Set up Infrastructure
Set up Infrastructure
Updated on 23 Sep 2025

We support both single-node and multi-node configurations, with a maximum of 16 nodes:

Alt text

We recommend you scalable the right infrastructure below:

  • Number of GPUs depends on the model size:

    • <1B parameters: 1 GPU (2GB VRAM) is sufficient

    • 7B parameters: 2-4 GPUs (40GB VRAM each)

    • 13B parameters: 4-8 GPUs recommended

    • 30B+ parameters: Requires 8+ GPUs and multi-node setup

  • When to use single-node or multi-node:

    • For small to medium models (up to 13B), a single-node with multiple GPUs is enough

    • For large models (30B+), multi-node setups are recommended for better memory and performance

  • The minimum GPU memory required:

    • At least 24GB per GPU for standard fine-tuning.

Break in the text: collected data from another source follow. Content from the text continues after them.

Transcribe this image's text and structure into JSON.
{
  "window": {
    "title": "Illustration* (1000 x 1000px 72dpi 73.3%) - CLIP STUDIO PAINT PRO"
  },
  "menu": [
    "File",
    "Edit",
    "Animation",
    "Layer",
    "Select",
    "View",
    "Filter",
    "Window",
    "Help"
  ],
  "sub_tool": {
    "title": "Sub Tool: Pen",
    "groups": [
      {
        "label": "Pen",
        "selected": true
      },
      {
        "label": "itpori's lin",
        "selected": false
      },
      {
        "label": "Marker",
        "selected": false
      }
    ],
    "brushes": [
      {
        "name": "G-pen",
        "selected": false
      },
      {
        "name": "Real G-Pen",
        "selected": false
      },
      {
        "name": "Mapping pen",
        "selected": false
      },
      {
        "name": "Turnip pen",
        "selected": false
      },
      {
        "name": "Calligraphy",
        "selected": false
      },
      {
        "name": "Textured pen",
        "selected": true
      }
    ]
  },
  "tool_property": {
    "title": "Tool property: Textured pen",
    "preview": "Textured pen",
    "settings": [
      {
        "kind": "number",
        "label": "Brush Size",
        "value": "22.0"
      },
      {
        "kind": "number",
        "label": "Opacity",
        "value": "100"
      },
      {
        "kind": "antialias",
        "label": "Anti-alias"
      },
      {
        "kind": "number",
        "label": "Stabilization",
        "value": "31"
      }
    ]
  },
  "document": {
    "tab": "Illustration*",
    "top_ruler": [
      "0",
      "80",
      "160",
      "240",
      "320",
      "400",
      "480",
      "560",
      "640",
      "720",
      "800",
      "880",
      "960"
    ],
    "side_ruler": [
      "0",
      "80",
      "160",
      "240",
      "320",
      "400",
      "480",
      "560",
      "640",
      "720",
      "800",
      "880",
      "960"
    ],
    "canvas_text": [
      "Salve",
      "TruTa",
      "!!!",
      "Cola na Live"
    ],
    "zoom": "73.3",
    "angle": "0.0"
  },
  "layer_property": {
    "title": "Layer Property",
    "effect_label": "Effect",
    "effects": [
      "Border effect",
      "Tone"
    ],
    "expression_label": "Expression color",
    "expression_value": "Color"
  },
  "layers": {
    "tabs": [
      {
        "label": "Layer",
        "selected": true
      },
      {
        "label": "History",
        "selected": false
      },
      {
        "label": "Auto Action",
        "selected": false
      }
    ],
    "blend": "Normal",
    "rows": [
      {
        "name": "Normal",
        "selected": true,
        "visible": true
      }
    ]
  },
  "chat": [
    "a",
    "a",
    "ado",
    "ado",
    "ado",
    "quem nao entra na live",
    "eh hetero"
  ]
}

    • You can fine-tune on GPUs with 8-16GB VRAM using LoRA or QLoRA methods.

Example:

Model: Llama-3.1-8B-Instruct

  • Training type: Full

    • Number of GPUs: can fit into 2 GPUs (nearly 99% usage) -> 4 GPUs for more consistent runtime

    • Distributed backend: DeepSeed

    • ZeRO stage: 3

    • Batch size per device: 1

    • All other parameters can be left as default

  • Training type: LoRA

    • Number of GPUs: can fit into 1 GPU

    • LoRA rank: 16

    • Batch size per device: 1

    • All other parameters can be left as default

  • To calculate the most suitable training configuration, you can refer here: https://rahulschand.github.io/gpu_poor/ (overhead 10-20%)